SB2026042784 - Multiple vulnerabilities in LibreChat
Published: April 27, 2026
Breakdown by Severity
- Low
- Medium
- High
- Critical
Description
This security bulletin contains information about 2 vulnerabilities.
1) Input validation error (CVE-ID: CVE-2025-66450)
CWE-ID: CWE-20 - Improper input validation
CVSSv4: CVSS:4.0/AV:N/AC:L/AT:N/PR:L/UI:A/VC:L/VI:L/VA:N/SC:N/SI:N/SA:N/E:U/U:Clear
The vulnerability allows a remote user to disclose sensitive information.
The vulnerability exists due to improper input validation in the chat POST handler when processing the user-supplied iconURL parameter. A remote user can send a specially crafted request to disclose sensitive information.
User interaction is required because another user must view a shared chat containing the malicious resource reference.
2) Improper access control (CVE-ID: CVE-2025-66451)

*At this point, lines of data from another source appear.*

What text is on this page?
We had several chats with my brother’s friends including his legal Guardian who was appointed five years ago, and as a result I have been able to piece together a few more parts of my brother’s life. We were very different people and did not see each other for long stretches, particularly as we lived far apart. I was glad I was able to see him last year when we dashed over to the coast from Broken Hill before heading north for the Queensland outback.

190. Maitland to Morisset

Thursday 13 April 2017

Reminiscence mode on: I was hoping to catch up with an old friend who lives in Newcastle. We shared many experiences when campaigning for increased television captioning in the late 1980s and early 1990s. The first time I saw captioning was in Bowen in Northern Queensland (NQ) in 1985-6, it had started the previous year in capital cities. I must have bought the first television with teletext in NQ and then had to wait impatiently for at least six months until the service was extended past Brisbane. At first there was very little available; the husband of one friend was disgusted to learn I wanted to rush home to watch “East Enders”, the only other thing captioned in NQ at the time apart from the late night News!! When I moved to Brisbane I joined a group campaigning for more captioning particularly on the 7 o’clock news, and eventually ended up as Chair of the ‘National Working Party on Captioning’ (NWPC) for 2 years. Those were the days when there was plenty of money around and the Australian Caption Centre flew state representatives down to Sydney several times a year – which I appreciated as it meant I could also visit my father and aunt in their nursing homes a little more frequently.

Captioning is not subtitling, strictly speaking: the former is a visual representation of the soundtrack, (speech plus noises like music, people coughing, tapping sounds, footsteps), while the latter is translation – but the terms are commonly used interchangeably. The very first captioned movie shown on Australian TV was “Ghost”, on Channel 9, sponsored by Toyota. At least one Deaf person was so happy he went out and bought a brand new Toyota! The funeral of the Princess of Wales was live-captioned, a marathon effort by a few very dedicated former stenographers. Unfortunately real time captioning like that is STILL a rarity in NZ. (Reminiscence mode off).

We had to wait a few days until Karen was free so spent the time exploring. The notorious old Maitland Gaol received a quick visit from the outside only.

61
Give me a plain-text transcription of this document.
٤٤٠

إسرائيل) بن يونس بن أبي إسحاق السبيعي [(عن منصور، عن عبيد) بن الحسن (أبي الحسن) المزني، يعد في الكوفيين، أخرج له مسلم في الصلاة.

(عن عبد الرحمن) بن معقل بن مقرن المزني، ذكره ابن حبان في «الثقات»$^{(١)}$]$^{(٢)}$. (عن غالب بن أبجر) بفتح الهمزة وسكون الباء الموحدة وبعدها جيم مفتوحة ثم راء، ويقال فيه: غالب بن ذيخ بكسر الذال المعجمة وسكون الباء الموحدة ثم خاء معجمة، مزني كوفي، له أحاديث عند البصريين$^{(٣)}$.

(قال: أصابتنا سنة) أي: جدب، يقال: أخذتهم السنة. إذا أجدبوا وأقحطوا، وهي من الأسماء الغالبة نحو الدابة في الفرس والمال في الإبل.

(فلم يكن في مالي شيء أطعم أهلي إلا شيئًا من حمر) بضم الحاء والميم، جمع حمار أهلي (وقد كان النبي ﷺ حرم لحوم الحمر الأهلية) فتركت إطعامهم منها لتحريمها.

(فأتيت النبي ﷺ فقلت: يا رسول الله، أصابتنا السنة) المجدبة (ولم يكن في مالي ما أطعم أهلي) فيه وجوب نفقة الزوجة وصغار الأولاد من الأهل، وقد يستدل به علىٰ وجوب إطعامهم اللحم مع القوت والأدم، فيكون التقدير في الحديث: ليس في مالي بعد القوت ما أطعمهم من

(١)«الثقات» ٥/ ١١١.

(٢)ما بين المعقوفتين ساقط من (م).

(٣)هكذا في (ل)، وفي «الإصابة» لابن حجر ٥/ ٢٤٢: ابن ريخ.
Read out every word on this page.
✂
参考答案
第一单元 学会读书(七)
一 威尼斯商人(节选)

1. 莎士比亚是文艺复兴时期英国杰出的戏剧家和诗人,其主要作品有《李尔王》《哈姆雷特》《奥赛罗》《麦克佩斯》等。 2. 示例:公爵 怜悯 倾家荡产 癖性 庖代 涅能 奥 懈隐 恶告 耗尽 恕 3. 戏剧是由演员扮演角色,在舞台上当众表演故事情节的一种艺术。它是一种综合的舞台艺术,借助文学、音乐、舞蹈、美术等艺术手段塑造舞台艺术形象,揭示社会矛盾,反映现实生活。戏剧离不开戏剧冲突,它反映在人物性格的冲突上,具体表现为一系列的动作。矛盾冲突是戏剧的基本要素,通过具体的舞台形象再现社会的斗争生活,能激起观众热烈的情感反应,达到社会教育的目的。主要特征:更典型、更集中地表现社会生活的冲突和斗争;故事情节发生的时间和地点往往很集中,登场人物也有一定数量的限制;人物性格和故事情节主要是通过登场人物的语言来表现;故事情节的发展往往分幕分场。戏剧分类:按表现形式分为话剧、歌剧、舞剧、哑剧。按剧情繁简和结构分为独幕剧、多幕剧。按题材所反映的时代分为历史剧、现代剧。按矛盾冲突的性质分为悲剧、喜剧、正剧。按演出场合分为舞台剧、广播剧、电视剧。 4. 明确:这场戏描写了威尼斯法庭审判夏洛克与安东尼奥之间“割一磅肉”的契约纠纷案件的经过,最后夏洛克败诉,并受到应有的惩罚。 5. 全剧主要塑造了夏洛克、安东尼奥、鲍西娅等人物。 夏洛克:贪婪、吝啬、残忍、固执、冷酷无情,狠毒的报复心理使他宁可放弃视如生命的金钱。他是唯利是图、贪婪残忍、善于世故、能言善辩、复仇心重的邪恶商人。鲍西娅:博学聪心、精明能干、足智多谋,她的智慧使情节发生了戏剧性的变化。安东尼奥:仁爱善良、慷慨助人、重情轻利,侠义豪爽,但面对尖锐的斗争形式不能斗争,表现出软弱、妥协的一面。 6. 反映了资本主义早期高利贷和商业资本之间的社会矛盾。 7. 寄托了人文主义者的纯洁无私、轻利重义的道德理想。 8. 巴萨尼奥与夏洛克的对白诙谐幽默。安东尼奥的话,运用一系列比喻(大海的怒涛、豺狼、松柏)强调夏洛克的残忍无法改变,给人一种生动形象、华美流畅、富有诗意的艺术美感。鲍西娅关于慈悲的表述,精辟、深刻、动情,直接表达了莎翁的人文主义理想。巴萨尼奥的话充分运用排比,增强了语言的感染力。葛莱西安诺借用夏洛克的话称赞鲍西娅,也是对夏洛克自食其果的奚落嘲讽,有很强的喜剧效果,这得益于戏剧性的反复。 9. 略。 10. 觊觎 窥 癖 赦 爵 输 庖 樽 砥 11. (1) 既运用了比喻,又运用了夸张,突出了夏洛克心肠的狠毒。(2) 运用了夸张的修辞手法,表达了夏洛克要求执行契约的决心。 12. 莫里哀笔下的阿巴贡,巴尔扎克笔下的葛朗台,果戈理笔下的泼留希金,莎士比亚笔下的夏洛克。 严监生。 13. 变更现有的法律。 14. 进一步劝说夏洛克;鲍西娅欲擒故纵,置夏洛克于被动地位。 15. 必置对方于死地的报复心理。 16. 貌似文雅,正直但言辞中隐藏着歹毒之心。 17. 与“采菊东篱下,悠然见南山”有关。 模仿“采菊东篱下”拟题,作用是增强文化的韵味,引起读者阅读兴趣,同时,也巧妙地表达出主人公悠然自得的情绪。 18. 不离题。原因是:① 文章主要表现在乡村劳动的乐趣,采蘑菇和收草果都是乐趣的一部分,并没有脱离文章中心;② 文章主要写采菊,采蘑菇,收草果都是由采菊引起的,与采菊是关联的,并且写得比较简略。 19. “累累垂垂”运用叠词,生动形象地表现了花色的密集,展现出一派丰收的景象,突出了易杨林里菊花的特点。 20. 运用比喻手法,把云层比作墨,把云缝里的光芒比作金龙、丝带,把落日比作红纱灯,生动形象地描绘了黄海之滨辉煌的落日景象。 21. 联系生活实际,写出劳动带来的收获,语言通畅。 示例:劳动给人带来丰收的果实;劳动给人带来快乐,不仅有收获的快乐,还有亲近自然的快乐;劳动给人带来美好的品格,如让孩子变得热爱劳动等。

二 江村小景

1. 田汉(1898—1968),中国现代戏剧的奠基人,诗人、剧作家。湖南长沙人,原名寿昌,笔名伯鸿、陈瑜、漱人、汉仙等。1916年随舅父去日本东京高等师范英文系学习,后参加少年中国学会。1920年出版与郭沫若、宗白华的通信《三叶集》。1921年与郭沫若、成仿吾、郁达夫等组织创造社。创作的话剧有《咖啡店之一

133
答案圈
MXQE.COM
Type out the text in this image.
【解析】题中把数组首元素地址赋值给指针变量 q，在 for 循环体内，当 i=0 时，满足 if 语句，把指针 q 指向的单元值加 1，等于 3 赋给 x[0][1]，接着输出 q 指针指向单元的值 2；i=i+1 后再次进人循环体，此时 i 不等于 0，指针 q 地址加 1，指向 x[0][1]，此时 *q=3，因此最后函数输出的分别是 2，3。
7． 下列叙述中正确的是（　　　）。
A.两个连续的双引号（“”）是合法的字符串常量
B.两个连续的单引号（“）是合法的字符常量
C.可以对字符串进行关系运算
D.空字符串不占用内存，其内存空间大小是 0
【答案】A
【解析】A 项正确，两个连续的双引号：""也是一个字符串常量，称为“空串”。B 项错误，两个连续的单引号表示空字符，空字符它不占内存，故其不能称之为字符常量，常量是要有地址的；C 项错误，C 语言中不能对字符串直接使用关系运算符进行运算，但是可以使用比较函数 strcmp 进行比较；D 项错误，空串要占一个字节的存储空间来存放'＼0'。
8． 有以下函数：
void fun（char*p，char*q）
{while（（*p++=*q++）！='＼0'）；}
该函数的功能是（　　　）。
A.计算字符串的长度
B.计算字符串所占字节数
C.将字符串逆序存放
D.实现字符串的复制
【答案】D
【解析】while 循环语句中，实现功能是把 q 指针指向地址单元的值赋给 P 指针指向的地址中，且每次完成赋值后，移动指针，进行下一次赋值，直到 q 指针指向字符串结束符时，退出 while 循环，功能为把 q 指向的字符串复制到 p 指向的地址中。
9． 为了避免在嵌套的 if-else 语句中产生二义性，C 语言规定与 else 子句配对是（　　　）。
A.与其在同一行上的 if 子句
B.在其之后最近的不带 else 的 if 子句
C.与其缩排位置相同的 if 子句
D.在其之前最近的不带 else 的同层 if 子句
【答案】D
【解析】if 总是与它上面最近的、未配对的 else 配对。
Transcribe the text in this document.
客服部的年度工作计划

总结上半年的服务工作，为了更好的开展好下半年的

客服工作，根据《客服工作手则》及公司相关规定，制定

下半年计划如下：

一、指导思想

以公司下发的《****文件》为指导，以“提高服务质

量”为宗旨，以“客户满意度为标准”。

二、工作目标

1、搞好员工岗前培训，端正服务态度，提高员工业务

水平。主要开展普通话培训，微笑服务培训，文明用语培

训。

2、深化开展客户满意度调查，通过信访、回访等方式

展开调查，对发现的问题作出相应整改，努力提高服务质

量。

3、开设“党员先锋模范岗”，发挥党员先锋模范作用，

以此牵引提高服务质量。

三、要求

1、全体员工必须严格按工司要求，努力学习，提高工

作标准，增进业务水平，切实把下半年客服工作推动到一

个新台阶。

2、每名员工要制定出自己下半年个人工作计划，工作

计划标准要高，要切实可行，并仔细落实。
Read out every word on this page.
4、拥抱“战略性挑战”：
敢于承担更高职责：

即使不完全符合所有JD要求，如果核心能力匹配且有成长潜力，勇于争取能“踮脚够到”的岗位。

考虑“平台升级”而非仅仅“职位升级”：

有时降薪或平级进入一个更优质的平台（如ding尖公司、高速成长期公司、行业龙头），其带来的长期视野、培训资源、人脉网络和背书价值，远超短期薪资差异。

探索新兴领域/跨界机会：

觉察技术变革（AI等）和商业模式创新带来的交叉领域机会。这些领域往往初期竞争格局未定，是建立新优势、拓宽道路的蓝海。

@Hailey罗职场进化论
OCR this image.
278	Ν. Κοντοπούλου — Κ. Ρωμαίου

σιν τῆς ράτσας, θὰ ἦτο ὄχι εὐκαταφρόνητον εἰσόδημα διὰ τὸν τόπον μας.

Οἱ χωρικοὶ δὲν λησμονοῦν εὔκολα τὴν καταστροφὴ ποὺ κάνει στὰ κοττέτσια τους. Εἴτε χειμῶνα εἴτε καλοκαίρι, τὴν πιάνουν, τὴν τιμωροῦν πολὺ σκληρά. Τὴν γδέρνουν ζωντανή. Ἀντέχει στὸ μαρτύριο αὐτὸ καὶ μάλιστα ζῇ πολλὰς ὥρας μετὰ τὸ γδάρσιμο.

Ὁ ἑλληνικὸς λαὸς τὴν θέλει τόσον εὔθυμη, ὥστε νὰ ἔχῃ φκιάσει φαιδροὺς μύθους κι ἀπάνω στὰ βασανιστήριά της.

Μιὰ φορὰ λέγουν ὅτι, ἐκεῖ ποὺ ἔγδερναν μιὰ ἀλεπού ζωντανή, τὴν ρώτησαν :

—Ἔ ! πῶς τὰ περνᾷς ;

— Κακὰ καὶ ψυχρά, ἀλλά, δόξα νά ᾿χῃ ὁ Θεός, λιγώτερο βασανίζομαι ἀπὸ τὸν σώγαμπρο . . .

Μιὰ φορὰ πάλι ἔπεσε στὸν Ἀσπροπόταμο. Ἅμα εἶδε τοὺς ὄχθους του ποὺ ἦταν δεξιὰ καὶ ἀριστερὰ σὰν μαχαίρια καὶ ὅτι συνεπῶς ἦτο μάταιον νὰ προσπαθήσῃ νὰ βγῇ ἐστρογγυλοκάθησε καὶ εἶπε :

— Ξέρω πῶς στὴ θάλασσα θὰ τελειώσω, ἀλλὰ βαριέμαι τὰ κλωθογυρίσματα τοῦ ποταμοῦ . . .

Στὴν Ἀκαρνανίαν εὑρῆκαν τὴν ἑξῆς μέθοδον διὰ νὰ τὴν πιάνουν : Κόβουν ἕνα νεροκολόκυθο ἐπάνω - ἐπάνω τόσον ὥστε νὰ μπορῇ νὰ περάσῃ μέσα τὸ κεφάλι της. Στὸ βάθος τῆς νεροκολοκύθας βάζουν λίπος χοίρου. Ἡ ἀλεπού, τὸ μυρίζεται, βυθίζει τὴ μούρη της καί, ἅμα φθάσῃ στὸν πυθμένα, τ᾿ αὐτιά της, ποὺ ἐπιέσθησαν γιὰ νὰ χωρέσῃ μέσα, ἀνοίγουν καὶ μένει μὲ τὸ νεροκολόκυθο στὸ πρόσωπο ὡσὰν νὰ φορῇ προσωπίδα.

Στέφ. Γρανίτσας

CWE-ID: CWE-284 - Improper Access Control
CVSSv4: CVSS:4.0/AV:N/AC:L/AT:N/PR:L/UI:N/VC:L/VI:L/VA:N/SC:N/SI:N/SA:N/E:U/U:Clear
The vulnerability allows a remote user to modify prompt ownership information and gain unauthorized access to prompts.
The vulnerability exists due to improper access control in the PATCH endpoint for prompt groups (/api/prompts/groups/:groupId) when handling crafted patch requests. A remote user can submit a specially crafted PATCH request with modified author and authorName fields to modify prompt ownership information and gain unauthorized access to prompts.
The issue occurs because the patchPromptGroup function passes req.body directly to updatePromptGroup() without filtering sensitive fields.
Remediation
Install update from vendor's website.